Auf die Frage der Angemessenheit der Sponsorengelder komme es bei der qualitativen Absicherung von Fortbildungsinhalten nicht an, führt das Gericht aus. Der Ärztekammer stehe es nicht zu, die Einnahmen des Unternehmens auf ihre Angemessenheit hin zu überprüfen, zumal sich dafür schwerlich ein „rational begründbarer Maßstab“ finden lasse. Indem die Kammer aber solche Überlegungen zur Grundlage einer Zertifizierungsablehnung mache, greife sie ohne Rechtsgrundlage in unverhältnismäßiger Weise in die Grundrechte des Veranstalters ein.

Die Kammer hatte auch moniert, die Vorträge rückten zu sehr die Pharmakotherapie in den Vordergrund und klammerten andere Therapien und Aspekte (alternative Heilmethoden, Morbidität, Lebensqualität etc.) aus. Der Fortbildungsordnung lasse sich jedoch keine solche „Vielfaltsanforderung“ entnehmen, befand das VG. Es sei Sache des Veranstalters, ob er sich auf Arzneimitteltherapien konzentriere. Die Empfehlungen der Bundesärztekammer, aus denen sich eine „Vielfaltsanforderung“ allenfalls entnehmen lasse, seien nicht verbindlich. Insoweit fehle es an klaren relevanten Normen.

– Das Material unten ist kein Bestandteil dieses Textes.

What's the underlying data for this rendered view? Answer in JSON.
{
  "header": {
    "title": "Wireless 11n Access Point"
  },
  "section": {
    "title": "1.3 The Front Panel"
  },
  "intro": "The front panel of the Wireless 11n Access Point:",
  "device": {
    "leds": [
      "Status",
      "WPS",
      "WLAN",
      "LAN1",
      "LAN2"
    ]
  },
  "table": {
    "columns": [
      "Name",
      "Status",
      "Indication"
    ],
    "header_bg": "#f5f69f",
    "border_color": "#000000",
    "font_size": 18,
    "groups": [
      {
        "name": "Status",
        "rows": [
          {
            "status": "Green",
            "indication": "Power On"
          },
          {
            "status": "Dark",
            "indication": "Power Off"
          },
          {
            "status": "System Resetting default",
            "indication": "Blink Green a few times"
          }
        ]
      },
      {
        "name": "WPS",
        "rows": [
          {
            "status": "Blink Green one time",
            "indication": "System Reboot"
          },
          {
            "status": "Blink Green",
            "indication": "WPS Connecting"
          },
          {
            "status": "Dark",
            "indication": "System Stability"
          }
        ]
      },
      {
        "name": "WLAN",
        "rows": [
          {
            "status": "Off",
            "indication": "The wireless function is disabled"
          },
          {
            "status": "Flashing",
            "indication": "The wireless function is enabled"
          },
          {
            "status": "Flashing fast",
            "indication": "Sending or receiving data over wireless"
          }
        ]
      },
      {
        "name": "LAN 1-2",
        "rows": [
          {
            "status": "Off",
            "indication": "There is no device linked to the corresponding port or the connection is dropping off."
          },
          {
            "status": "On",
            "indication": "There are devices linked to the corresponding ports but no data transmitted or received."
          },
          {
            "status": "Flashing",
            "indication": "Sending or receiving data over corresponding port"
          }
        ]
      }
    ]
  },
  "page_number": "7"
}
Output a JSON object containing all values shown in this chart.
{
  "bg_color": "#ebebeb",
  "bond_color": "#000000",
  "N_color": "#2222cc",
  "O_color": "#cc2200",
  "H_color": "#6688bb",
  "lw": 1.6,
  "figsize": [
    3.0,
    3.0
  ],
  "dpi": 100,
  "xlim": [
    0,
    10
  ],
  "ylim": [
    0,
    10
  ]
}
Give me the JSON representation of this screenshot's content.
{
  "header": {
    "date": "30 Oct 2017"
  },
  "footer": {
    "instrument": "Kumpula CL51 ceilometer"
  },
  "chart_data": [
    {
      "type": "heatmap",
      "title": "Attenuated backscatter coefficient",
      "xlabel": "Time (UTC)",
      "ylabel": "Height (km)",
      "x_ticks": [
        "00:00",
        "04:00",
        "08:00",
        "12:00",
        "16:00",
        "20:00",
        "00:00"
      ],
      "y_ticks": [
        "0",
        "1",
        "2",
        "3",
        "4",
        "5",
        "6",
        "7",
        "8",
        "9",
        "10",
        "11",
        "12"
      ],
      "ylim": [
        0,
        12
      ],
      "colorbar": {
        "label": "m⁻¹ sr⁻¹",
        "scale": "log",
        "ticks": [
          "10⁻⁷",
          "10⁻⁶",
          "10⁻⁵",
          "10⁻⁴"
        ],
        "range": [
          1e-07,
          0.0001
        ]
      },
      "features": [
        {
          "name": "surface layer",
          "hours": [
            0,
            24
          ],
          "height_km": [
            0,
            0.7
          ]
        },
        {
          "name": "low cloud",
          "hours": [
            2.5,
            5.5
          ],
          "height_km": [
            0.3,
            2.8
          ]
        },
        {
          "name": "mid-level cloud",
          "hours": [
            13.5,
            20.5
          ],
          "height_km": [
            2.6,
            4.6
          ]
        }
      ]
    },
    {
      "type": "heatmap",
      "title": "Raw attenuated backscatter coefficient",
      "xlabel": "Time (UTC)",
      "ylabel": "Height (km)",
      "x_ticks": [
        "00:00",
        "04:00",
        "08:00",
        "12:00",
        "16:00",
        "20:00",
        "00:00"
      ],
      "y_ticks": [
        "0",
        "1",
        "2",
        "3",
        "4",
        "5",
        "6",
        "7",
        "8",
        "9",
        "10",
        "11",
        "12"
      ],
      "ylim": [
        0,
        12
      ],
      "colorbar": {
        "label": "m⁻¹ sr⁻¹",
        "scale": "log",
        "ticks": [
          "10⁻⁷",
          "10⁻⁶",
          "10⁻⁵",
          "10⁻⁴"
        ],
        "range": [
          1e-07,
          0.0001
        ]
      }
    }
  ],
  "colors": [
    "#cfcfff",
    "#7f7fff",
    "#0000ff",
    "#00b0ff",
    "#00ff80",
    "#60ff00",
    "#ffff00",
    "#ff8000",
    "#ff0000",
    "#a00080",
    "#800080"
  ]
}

Bezüglich der Gestaltung der Vorträge verweist das Gericht darauf, dass die Beweislast bei der Kammer liegt. Würden Fortbildungsinhalte ökonomischen Interessen Dritter untergeordnet, wäre die Anerkennung zu versagen. Allein der Umstand, dass via Sponsoring wirtschaftliche Interessen im Spiel seien, reiche aber nicht aus. Denn die Zuhörer könnten zwischen Produktwerbung und seriösen Fortbildungsinhalten unterscheiden. Zudem würde sich der Anbieter mittelfristig selbst zugrunde richten, wenn er sich mit plumper Produktwerbung unglaubwürdig mache.

Interessenskonflikte der Referenten waren den Vorträgen zu entnehmen. Es gebe keine Satzungsregelung, wonach eine solche Erklärung zwingend über Formulare der Kammer zu erfolgen habe.

Die Kammer kommentiert das nicht; zu laufenden Verfahren gebe man keine Stellungnahmen ab.

Medical-Tribune-Bericht
Quelle: VG Hamburg, Urt. v. 20.9.2020, Az.: 17 K 1326/20.